I always thought poison dart frogs squirted lethal poisons. I came across two different species on a trip to Costa Rica, and was pleasantly surprised to see my fear was exaggerated, as many fears tend to be.
It is a common name for frogs in the Dendrobatidae family, native to Central and South America. They are named for their use by indigenous Amerindians who used the frogs’ secretions to poison the tips of blowdarts. But of the over 175 species, only 4 species were actually used for this purpose. The frogs’ bright colors are a warning signal to predators, a defense mechanism known as aposematism.
The degree of toxicity in each frog species varies, and there are only three that are dangerous to humans. Neither of the two frogs pictured here were poisonous to us. In any case, since frogs secrete their toxins through the skin, to receive their poison you would have to touch it.
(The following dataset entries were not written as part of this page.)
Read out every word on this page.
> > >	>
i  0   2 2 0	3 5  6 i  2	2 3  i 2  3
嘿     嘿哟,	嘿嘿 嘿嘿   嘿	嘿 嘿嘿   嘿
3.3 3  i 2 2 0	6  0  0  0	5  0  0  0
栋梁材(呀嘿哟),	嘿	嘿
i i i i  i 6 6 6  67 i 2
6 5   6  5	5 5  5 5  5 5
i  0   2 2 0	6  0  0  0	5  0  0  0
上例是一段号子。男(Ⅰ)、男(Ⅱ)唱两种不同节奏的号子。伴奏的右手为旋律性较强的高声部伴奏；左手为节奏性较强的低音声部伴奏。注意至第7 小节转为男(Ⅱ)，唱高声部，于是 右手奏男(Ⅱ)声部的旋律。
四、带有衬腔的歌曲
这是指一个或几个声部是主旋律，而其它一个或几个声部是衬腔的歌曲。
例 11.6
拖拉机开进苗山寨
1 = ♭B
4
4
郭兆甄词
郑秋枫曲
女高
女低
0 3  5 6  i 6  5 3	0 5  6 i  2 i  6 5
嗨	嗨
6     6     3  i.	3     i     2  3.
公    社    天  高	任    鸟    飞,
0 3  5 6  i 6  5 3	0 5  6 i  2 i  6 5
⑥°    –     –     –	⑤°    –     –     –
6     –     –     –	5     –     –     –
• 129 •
Two teen brothers in our small group were constantly touching them. The real hazard, these frog lovers explained, was imparting human bug spray into the frogs’ sensitive, thin skin; if we were ever to pick up any frog, we should not have on lotions of any kind. Their devotion was demonstrated in this sticky, humid rainforest by the constant swatting at persistent mosquitoes.
These frogs are really tiny: one inch long (2 cm). I’ve seen strawberries bigger than the strawberry frog! If it hadn’t been for the boys lifting logs and leaves, and snatching the frogs gently and quickly, we never would have seen them. Once we bid adieu to the boys and their parents, Athena and I sought out the frogs on our own.
My job was to gingerly walk through a patch of grass where a ranger had indicated they might be found. It was sopping wet grass and with every sloshy, squishy step I took, a cloud of mosquitoes poofed up around my hiking boots. Occasionally a strawberry frog would jump up a few inches and then land. Athena followed, crouched close to the ground, and snapped away.